I don’t want this to be too harsh considering the show’s circumstances. An adaptation of “Y” has been in the works since 2007 when New Line Cinema acquired the film rights and after years of development hell: With multiple scripts, a switch in format from movie to show, several cast changes and a revolving door of showrunners, this project had all the markings of a catastrophe. Yet when the dust had settled, the final cast and crew did their best to promote and spread it. They showed a clear passion and energy for the show that hinted it may not be as bad as most feared it would be after 14 years, and it shows in the final product for better and for worse. Everyone is here clearly trying to make a good show, they’re just trying too hard.
There are three distinct plotlines this season, each with their own strengths and fatal flaws. First is the journey of the titular last man, Yorick (yes, as in the skull from Hamlet. It makes sense, trust me). This is a standard apocalyptic road trip story, and by far the closest to the original comic, but it lacks any kind of levity or self-awareness. It’s draped in self-seriousness and muted colors to the point where the tone overshadows the admittedly solid cast. Ben Schnetzer as Yorick, Ashley Romans as Agent 355 and Diana Bang as Dr. Allison Mann are all good and their chemistry steadily improves throughout the season, but that’s the only bright spot in this mess of a story. It lacks a central drive and any sense of fun or surreality that made the original comic so endearing and different. It echoes the fundamental problem that this show doesn’t seem to understand: More story doesn’t always make a better story.

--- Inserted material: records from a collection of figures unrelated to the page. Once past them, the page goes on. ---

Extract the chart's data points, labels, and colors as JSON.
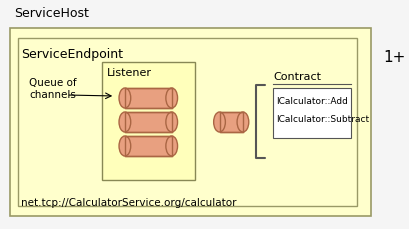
{
  "bg_color": "#f5f5f5",
  "outer_box_color": "#ffffcc",
  "outer_box_edge": "#999966",
  "inner_box_color": "#ffffaa",
  "inner_box_edge": "#999966",
  "listener_box_color": "#ffffaa",
  "listener_box_edge": "#888855",
  "contract_box_color": "#ffffff",
  "contract_box_edge": "#555555",
  "cylinder_face_color": "#e8a080",
  "cylinder_edge_color": "#aa6644",
  "title_outer": "ServiceHost",
  "title_inner": "ServiceEndpoint",
  "label_queue": "Queue of\nchannels",
  "label_listener": "Listener",
  "label_contract": "Contract",
  "label_address": "net.tcp://CalculatorService.org/calculator",
  "label_methods": [
    "ICalculator::Add",
    "ICalculator::Subtract"
  ],
  "label_multiplicity": "1+",
  "font_size_title": 9,
  "font_size_label": 8,
  "font_size_small": 7.5
}
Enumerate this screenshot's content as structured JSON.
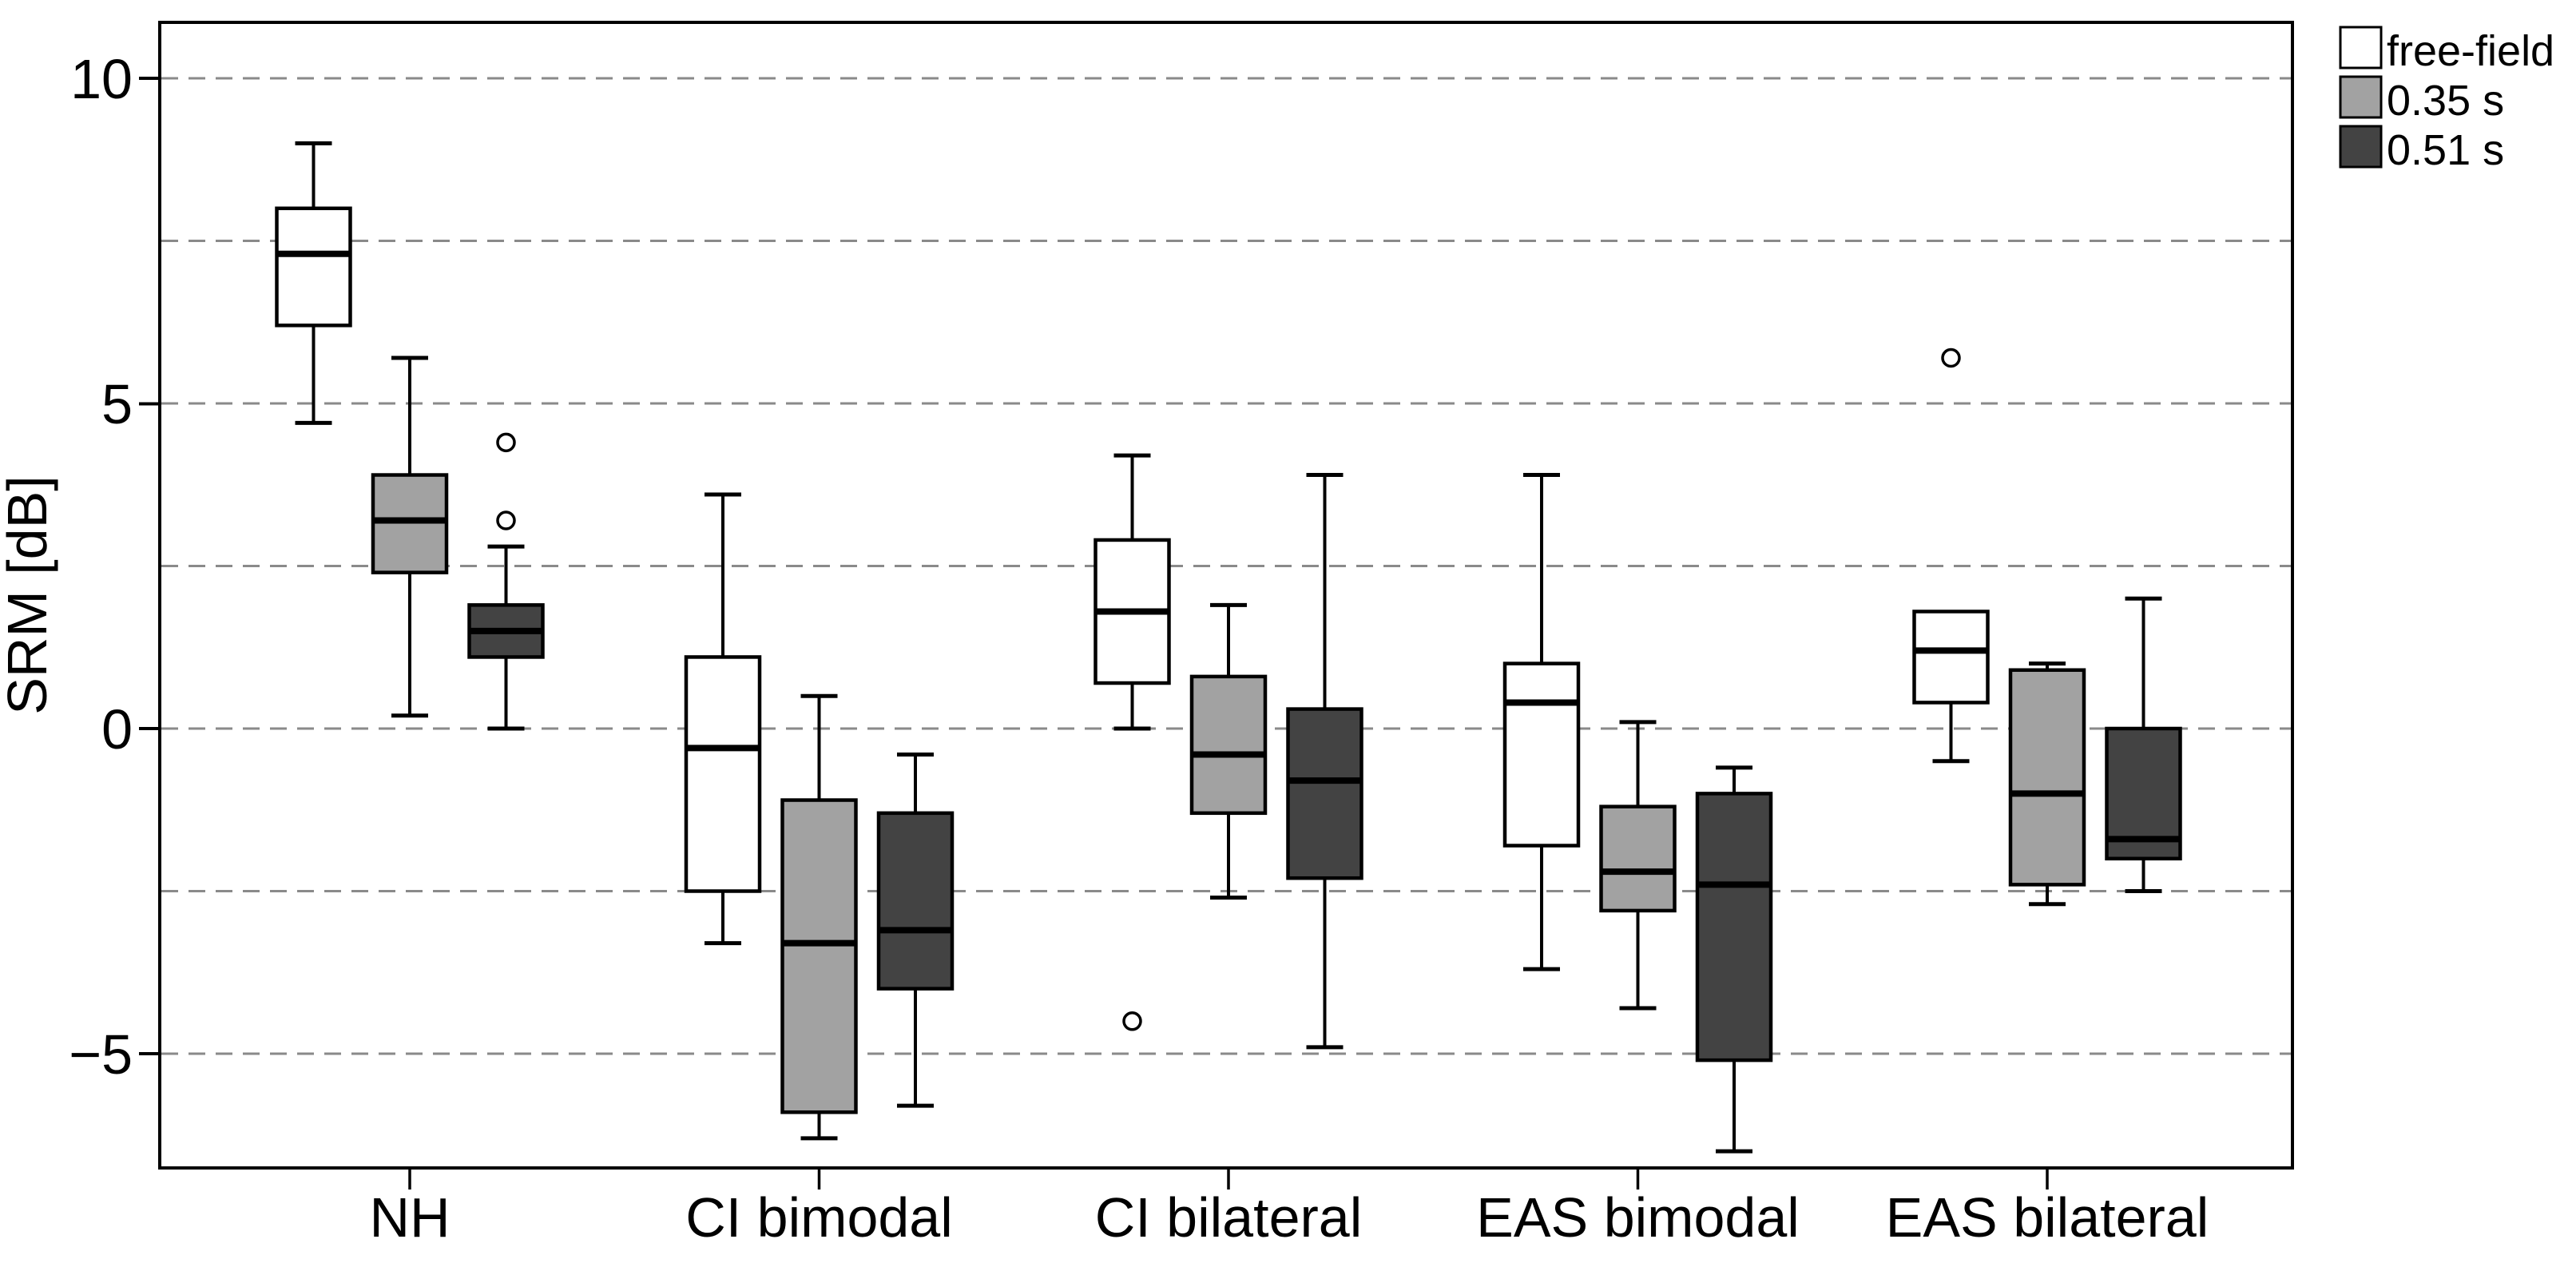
{
  "chart_data": {
    "type": "boxplot",
    "title": "",
    "xlabel": "",
    "ylabel": "SRM [dB]",
    "categories": [
      "NH",
      "CI bimodal",
      "CI bilateral",
      "EAS bimodal",
      "EAS bilateral"
    ],
    "yticks": [
      10,
      5,
      0,
      -5
    ],
    "ytick_labels": [
      "10",
      "5",
      "0",
      "−5"
    ],
    "gridlines": [
      10,
      7.5,
      5,
      2.5,
      0,
      -2.5,
      -5
    ],
    "ylim": [
      -6.76,
      10.86
    ],
    "grid": "horizontal dashed lines every 2.5 dB",
    "legend_position": "top-right outside plot",
    "legend": [
      {
        "label": "free-field",
        "color": "#ffffff"
      },
      {
        "label": "0.35 s",
        "color": "#a2a2a2"
      },
      {
        "label": "0.51 s",
        "color": "#434343"
      }
    ],
    "series": [
      {
        "name": "free-field",
        "fill": "#ffffff",
        "boxes": [
          {
            "category": "NH",
            "whisker_low": 4.7,
            "q1": 6.2,
            "median": 7.3,
            "q3": 8.0,
            "whisker_high": 9.0,
            "outliers": []
          },
          {
            "category": "CI bimodal",
            "whisker_low": -3.3,
            "q1": -2.5,
            "median": -0.3,
            "q3": 1.1,
            "whisker_high": 3.6,
            "outliers": []
          },
          {
            "category": "CI bilateral",
            "whisker_low": 0.0,
            "q1": 0.7,
            "median": 1.8,
            "q3": 2.9,
            "whisker_high": 4.2,
            "outliers": [
              -4.5
            ]
          },
          {
            "category": "EAS bimodal",
            "whisker_low": -3.7,
            "q1": -1.8,
            "median": 0.4,
            "q3": 1.0,
            "whisker_high": 3.9,
            "outliers": []
          },
          {
            "category": "EAS bilateral",
            "whisker_low": -0.5,
            "q1": 0.4,
            "median": 1.2,
            "q3": 1.8,
            "whisker_high": null,
            "outliers": [
              5.7
            ]
          }
        ]
      },
      {
        "name": "0.35 s",
        "fill": "#a2a2a2",
        "boxes": [
          {
            "category": "NH",
            "whisker_low": 0.2,
            "q1": 2.4,
            "median": 3.2,
            "q3": 3.9,
            "whisker_high": 5.7,
            "outliers": []
          },
          {
            "category": "CI bimodal",
            "whisker_low": -6.3,
            "q1": -5.9,
            "median": -3.3,
            "q3": -1.1,
            "whisker_high": 0.5,
            "outliers": []
          },
          {
            "category": "CI bilateral",
            "whisker_low": -2.6,
            "q1": -1.3,
            "median": -0.4,
            "q3": 0.8,
            "whisker_high": 1.9,
            "outliers": []
          },
          {
            "category": "EAS bimodal",
            "whisker_low": -4.3,
            "q1": -2.8,
            "median": -2.2,
            "q3": -1.2,
            "whisker_high": 0.1,
            "outliers": []
          },
          {
            "category": "EAS bilateral",
            "whisker_low": -2.7,
            "q1": -2.4,
            "median": -1.0,
            "q3": 0.9,
            "whisker_high": 1.0,
            "outliers": []
          }
        ]
      },
      {
        "name": "0.51 s",
        "fill": "#434343",
        "boxes": [
          {
            "category": "NH",
            "whisker_low": 0.0,
            "q1": 1.1,
            "median": 1.5,
            "q3": 1.9,
            "whisker_high": 2.8,
            "outliers": [
              3.2,
              4.4
            ]
          },
          {
            "category": "CI bimodal",
            "whisker_low": -5.8,
            "q1": -4.0,
            "median": -3.1,
            "q3": -1.3,
            "whisker_high": -0.4,
            "outliers": []
          },
          {
            "category": "CI bilateral",
            "whisker_low": -4.9,
            "q1": -2.3,
            "median": -0.8,
            "q3": 0.3,
            "whisker_high": 3.9,
            "outliers": []
          },
          {
            "category": "EAS bimodal",
            "whisker_low": -6.5,
            "q1": -5.1,
            "median": -2.4,
            "q3": -1.0,
            "whisker_high": -0.6,
            "outliers": []
          },
          {
            "category": "EAS bilateral",
            "whisker_low": -2.5,
            "q1": -2.0,
            "median": -1.7,
            "q3": 0.0,
            "whisker_high": 2.0,
            "outliers": []
          }
        ]
      }
    ]
  }
}
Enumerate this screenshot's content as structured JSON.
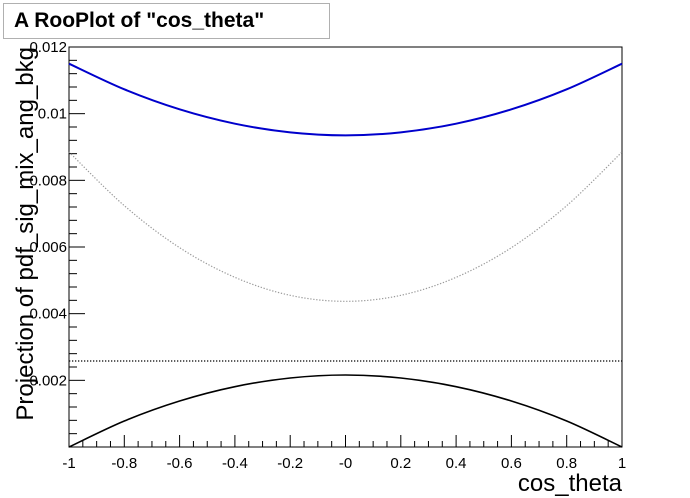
{
  "title": "A RooPlot of \"cos_theta\"",
  "chart_data": {
    "type": "line",
    "title": "A RooPlot of \"cos_theta\"",
    "xlabel": "cos_theta",
    "ylabel": "Projection of pdf_sig_mix_ang_bkg",
    "xlim": [
      -1,
      1
    ],
    "ylim": [
      0,
      0.012
    ],
    "x_ticks": [
      -1,
      -0.8,
      -0.6,
      -0.4,
      -0.2,
      0,
      0.2,
      0.4,
      0.6,
      0.8,
      1
    ],
    "x_tick_labels": [
      "-1",
      "-0.8",
      "-0.6",
      "-0.4",
      "-0.2",
      "-0",
      "0.2",
      "0.4",
      "0.6",
      "0.8",
      "1"
    ],
    "y_ticks": [
      0.002,
      0.004,
      0.006,
      0.008,
      0.01,
      0.012
    ],
    "y_tick_labels": [
      "0.002",
      "0.004",
      "0.006",
      "0.008",
      "0.01",
      "0.012"
    ],
    "grid": false,
    "series": [
      {
        "color": "#0000cc",
        "style": "solid",
        "width": 2,
        "x": [
          -1,
          -0.8,
          -0.6,
          -0.4,
          -0.2,
          0,
          0.2,
          0.4,
          0.6,
          0.8,
          1
        ],
        "y": [
          0.0115,
          0.01073,
          0.01013,
          0.0097,
          0.00944,
          0.00935,
          0.00944,
          0.0097,
          0.01013,
          0.01073,
          0.0115
        ]
      },
      {
        "color": "#9a9a9a",
        "style": "dotted",
        "width": 1.2,
        "x": [
          -1,
          -0.8,
          -0.6,
          -0.4,
          -0.2,
          0,
          0.2,
          0.4,
          0.6,
          0.8,
          1
        ],
        "y": [
          0.00885,
          0.00724,
          0.00598,
          0.00509,
          0.00455,
          0.00437,
          0.00455,
          0.00509,
          0.00598,
          0.00724,
          0.00885
        ]
      },
      {
        "color": "#000000",
        "style": "dotted",
        "width": 1.3,
        "x": [
          -1,
          1
        ],
        "y": [
          0.00258,
          0.00258
        ]
      },
      {
        "color": "#000000",
        "style": "solid",
        "width": 1.6,
        "x": [
          -1,
          -0.8,
          -0.6,
          -0.4,
          -0.2,
          0,
          0.2,
          0.4,
          0.6,
          0.8,
          1
        ],
        "y": [
          0.0,
          0.00078,
          0.00138,
          0.00181,
          0.00207,
          0.00216,
          0.00207,
          0.00181,
          0.00138,
          0.00078,
          0.0
        ]
      }
    ]
  }
}
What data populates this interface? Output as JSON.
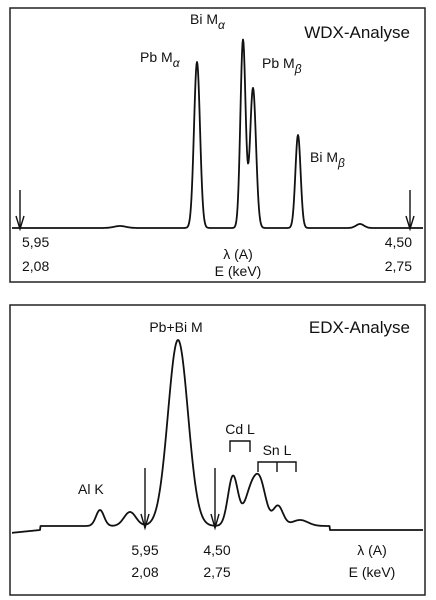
{
  "panels": [
    {
      "title": "WDX-Analyse",
      "peaks": [
        {
          "label": "Pb M",
          "sub": "α"
        },
        {
          "label": "Bi M",
          "sub": "α"
        },
        {
          "label": "Pb M",
          "sub": "β"
        },
        {
          "label": "Bi M",
          "sub": "β"
        }
      ],
      "left": [
        "5,95",
        "2,08"
      ],
      "right": [
        "4,50",
        "2,75"
      ],
      "units": [
        "λ (A)",
        "E (keV)"
      ]
    },
    {
      "title": "EDX-Analyse",
      "peaks": [
        {
          "label": "Al K"
        },
        {
          "label": "Pb+Bi M"
        },
        {
          "label": "Cd L"
        },
        {
          "label": "Sn L"
        }
      ],
      "left": [
        "5,95",
        "2,08"
      ],
      "right": [
        "4,50",
        "2,75"
      ],
      "units": [
        "λ (A)",
        "E (keV)"
      ]
    }
  ]
}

Next up is Hero (Olivia Thirlby), Yorick’s wayward sister, and her transgender friend Sam (Elliot Fletcher). Now, Sam’s inclusion is an obvious and admirable attempt to fix the lack of important transgender characters in the original comic, and Fletcher puts in the work to try and make his character relatable. And yet, it all feels pointless. The show portrays Sam with only two traits: He’s trans and he’s loyal to Hero. That’s it. And Hero herself is probably the least likeable character in the show, despite Thirlby’s best efforts. The attempts that the writing makes at having her be a sympathetic character with a difficult past only result in annoyance and frustration from the audience. Even when the pair meets Nora Brady (Marin Ireland) and Roxanne (Missi Pyle) with her cult of avenging women, little momentum is added, in fact it only makes this story feel more soap opera-y. The ideas here are interesting, but again, there’s too much bad writing to outweigh the otherwise good performances.
Last, and least, we have what’s left of the U.S. government holed up in the Pentagon being led by newly appointed President Jennifer Brown (Diane Lane), Yorick and Hero’s mother. Despite clear efforts from Diane Lane as President Brown and Amber Tamblyn as Kimberly Campbell Cunningham (daughter of the now-deceased conservative president), nothing about this story feels important. What was once a throwaway reference and cut-back in the original story has been expanded into a full third of the show with no real goal other than to make half-baked attempts at commentary on modern politics. All the allusions to current political figures and battles (drink every time someone calls someone a Nazi or Snowflake) just make the whole thing feel more tiresome, all culminating in a far too predictable and unsatisfying endgame.
I did my best to judge this show on its own merits, and even then it constantly failed. As a result of constant setbacks in production, the strong performances and clear passion behind the camera are just completely overruled by bad writing, useless additions to the story and lack of focus. If it wasn’t for the source material, I would have already forgotten this generic and formless adaptation existed. Truth be told, I may have already started.